Data centres are certainly a big user because I don’t know any server that won’t spin up a hundred or a thousand virtual machines on any given day, and all those get populated with current cryptographic keys. So not even thinking about the “post quantum” future – they need thousands of keys today and the best-quality randomness.

Looking ahead to post-quantum algorithms versus QKD, you will still need good randomness. KETS has partnered with French startup CryptoNext to carry out some demonstrations. We injected our randomness into their post-quantum algorithms and they injected that into a popular open-source library. We then did a quantum-safe digital document signing demo by the end of the day. So we’re really trying to show every possible application of our technology.

Where might you use a post-quantum algorithm over quantum security tech, and vice versa?

At KETS, we produce quantum-security hardware. But there’s also post-quantum cryptography algorithms, which are updates to the software algorithms we currently use for security. To the best of our knowledge, they are secure against a quantum computer – it’s never been proven but there is ample evidence. And so, it comes down to the use case – if it’s financial high-frequency trading, then you care for a millisecond that the algorithm is good enough.
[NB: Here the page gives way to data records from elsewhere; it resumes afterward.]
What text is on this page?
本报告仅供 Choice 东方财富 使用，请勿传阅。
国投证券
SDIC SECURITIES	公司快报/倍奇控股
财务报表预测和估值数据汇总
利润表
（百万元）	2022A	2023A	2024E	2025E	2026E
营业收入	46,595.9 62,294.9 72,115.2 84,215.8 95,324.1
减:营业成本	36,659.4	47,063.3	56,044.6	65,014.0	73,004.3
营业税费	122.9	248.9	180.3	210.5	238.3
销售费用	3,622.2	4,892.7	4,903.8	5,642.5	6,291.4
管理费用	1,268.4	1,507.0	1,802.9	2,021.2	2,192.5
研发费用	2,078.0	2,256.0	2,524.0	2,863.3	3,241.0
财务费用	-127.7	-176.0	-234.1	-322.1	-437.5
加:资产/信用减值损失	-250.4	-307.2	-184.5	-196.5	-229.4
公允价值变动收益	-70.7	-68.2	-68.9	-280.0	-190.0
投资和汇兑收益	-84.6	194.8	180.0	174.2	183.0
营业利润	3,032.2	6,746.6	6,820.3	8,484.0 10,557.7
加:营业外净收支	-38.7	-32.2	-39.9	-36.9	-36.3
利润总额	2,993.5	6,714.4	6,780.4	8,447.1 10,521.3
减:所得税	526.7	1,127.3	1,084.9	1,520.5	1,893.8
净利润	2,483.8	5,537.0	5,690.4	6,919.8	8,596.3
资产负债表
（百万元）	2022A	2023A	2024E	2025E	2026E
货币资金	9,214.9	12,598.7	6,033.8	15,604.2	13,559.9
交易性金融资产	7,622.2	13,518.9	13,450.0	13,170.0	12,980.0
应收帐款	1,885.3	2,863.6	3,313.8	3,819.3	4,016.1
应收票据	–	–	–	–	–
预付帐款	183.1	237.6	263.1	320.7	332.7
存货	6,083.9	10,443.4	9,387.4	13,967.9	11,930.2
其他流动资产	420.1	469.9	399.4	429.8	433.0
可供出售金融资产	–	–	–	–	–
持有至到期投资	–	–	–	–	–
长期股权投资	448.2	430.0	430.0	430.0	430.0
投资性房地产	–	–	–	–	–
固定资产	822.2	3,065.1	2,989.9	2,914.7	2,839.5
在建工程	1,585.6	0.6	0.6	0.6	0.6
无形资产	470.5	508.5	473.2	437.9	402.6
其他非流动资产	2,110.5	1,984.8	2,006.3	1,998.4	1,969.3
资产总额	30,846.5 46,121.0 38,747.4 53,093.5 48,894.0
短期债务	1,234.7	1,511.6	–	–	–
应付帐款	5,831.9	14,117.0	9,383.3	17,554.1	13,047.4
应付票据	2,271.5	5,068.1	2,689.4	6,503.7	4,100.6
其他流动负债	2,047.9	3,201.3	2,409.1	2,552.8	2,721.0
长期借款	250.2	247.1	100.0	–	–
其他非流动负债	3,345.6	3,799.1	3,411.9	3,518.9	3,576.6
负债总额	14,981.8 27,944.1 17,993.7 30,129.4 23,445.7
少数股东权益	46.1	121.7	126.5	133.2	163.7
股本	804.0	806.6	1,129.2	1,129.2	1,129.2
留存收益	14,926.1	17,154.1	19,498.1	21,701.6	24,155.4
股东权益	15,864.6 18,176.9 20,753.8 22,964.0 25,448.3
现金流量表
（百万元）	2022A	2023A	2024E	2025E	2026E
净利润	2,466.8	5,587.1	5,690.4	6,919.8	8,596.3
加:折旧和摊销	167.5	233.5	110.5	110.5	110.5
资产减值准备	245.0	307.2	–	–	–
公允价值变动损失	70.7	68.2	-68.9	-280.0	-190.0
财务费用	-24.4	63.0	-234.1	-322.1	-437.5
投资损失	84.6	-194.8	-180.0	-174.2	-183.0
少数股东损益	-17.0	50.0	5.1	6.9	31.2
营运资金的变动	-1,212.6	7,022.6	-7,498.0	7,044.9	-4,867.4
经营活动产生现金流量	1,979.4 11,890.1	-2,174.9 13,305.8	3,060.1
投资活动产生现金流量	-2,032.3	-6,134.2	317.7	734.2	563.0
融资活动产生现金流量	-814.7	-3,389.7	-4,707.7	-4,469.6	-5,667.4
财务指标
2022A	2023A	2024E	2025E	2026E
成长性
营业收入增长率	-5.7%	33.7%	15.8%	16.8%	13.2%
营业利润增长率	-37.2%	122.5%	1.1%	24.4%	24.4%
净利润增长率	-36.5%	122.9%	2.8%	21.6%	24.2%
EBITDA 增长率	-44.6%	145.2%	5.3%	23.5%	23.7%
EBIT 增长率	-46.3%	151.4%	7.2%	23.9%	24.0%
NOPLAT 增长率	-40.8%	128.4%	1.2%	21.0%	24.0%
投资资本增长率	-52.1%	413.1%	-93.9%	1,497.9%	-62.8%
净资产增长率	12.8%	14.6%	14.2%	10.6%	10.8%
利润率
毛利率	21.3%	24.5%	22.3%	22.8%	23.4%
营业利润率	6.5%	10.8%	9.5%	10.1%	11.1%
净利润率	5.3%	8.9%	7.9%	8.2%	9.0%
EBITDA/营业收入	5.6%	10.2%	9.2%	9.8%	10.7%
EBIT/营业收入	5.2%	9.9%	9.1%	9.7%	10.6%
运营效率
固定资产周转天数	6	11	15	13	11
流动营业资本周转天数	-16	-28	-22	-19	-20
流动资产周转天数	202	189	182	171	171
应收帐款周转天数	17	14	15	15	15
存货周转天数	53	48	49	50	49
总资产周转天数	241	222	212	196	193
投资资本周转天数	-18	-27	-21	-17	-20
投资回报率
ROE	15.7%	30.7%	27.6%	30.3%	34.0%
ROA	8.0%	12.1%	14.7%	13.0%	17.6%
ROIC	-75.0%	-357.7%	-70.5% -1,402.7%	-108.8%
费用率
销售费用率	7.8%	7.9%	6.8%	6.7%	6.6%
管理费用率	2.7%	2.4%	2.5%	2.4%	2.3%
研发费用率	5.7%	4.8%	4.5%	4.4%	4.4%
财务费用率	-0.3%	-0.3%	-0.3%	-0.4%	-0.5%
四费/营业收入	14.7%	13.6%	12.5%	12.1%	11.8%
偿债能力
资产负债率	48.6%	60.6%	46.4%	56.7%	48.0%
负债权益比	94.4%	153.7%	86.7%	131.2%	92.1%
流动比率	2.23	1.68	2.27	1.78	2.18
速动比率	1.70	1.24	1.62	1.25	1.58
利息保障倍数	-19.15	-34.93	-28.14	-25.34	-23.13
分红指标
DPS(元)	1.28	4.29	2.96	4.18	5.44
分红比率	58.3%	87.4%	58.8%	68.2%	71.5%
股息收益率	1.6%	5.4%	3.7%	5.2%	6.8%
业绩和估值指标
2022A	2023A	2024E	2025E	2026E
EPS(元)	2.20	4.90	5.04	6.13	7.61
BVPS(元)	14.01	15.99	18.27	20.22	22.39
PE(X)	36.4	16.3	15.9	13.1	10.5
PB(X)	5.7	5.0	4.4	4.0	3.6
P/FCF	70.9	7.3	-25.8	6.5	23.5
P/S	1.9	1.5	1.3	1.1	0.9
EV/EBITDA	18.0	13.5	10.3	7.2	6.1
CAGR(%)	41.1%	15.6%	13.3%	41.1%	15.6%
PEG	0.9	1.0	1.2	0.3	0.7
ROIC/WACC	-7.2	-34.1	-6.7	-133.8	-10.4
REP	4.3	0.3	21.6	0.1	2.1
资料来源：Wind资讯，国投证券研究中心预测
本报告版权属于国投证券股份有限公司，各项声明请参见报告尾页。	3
But if you care about your medical records or your genome being stored over a lifetime, with data being exchanged back and forth between sites, then you care for a much longer period of time, and a layered approach to security is necessary.

Where is quantum computing headed, in the near term?

The key challenges for quantum computing are the ability to scale-up our small quantum computers, and to perform quantum error corrections. Companies are looking at different ways to do this: they’re designing novel qubits and control hardware. Quantum software firms are building quantum operating systems, but also beginning to try and optimize errors and get rid of them with machine learning at more of a firmware level. No one has won yet in terms of which technology you should build your quantum computer from, but I don’t think we’re far away from some exciting breakthroughs! Before we know it, I’ll be playing quantum solitaire on my quantum computer thinking nothing of what’s under the hood, just like we no longer marvel at the smartphones in our pockets.